Heithem Chenitef

Personal information
- Nationality: Algerian
- Born: 30 January 2004 (age 22)

Sport
- Sport: Athletics
- Event: middle-distance running

Achievements and titles
- Personal bests: 800m: 1:44.38 (Toulouse, 2025); 1500m: 3:34.07 (Pfungstadt, 2025);

Medal record
Men's athletics
Representing Algeria
World U20 Championships
| Silver medal – second place | 2022 Cali | 800m |
Arab U23 Championships
| Gold medal – first place | 2024 Ismailia | 800 m |
| Gold medal – first place | 2024 Ismailia | 1500 m |
| Silver medal – second place | 2023 Radès | 800 m |

= Heithem Chenitef =

Algerian athlete (born 2004)

Heithem Chenitef (born 30 January 2004) is an Algerian middle-distance runner.

==Career==
won the silver medal in the 800 metres at the 2022 World Athletics U20 Championships in Cali, Colombia, with a personal best time of 1:47.61.

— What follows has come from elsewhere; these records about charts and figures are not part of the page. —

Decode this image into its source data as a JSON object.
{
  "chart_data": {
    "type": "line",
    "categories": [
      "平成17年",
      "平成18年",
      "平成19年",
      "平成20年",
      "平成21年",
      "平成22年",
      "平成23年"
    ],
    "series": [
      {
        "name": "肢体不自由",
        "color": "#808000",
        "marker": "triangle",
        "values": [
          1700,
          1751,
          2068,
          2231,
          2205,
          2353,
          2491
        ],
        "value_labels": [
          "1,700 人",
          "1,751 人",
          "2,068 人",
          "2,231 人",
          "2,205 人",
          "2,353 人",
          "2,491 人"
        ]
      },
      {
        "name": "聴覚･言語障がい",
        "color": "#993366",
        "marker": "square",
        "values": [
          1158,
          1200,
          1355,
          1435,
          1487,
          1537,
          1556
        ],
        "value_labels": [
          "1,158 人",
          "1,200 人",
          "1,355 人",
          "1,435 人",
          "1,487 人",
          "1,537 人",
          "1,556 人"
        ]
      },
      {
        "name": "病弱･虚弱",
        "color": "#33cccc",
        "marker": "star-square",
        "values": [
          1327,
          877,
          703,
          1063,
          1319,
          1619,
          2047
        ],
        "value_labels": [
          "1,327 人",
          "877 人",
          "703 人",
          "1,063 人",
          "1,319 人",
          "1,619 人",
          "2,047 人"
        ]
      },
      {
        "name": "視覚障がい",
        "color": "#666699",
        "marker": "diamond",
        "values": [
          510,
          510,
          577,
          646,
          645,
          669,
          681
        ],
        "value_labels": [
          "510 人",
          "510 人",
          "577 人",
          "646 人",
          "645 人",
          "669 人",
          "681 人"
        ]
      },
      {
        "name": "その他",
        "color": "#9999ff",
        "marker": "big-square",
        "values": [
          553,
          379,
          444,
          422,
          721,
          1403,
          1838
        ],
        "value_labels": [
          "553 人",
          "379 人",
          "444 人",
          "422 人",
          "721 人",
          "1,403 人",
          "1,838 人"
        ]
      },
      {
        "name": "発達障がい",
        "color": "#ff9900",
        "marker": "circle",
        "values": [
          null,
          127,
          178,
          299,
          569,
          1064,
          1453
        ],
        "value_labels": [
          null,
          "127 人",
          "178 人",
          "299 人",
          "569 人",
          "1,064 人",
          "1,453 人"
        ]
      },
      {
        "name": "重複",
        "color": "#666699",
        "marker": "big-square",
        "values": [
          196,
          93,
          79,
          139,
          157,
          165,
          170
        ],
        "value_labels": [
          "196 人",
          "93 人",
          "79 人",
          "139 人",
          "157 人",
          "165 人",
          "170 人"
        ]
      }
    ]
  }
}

He is a member of MC Alger, and has been coached by former Olympian Reda Abdenouz. He ran a season's indoor best of 1:47.33 competing in Lyon in February 2025. He was selected for the 2025 World Athletics Indoor Championships in Nanjing in March 2025. In September 2025, he competed at the 2025 World Championships in Tokyo, Japan, without advancing to the semi-finals.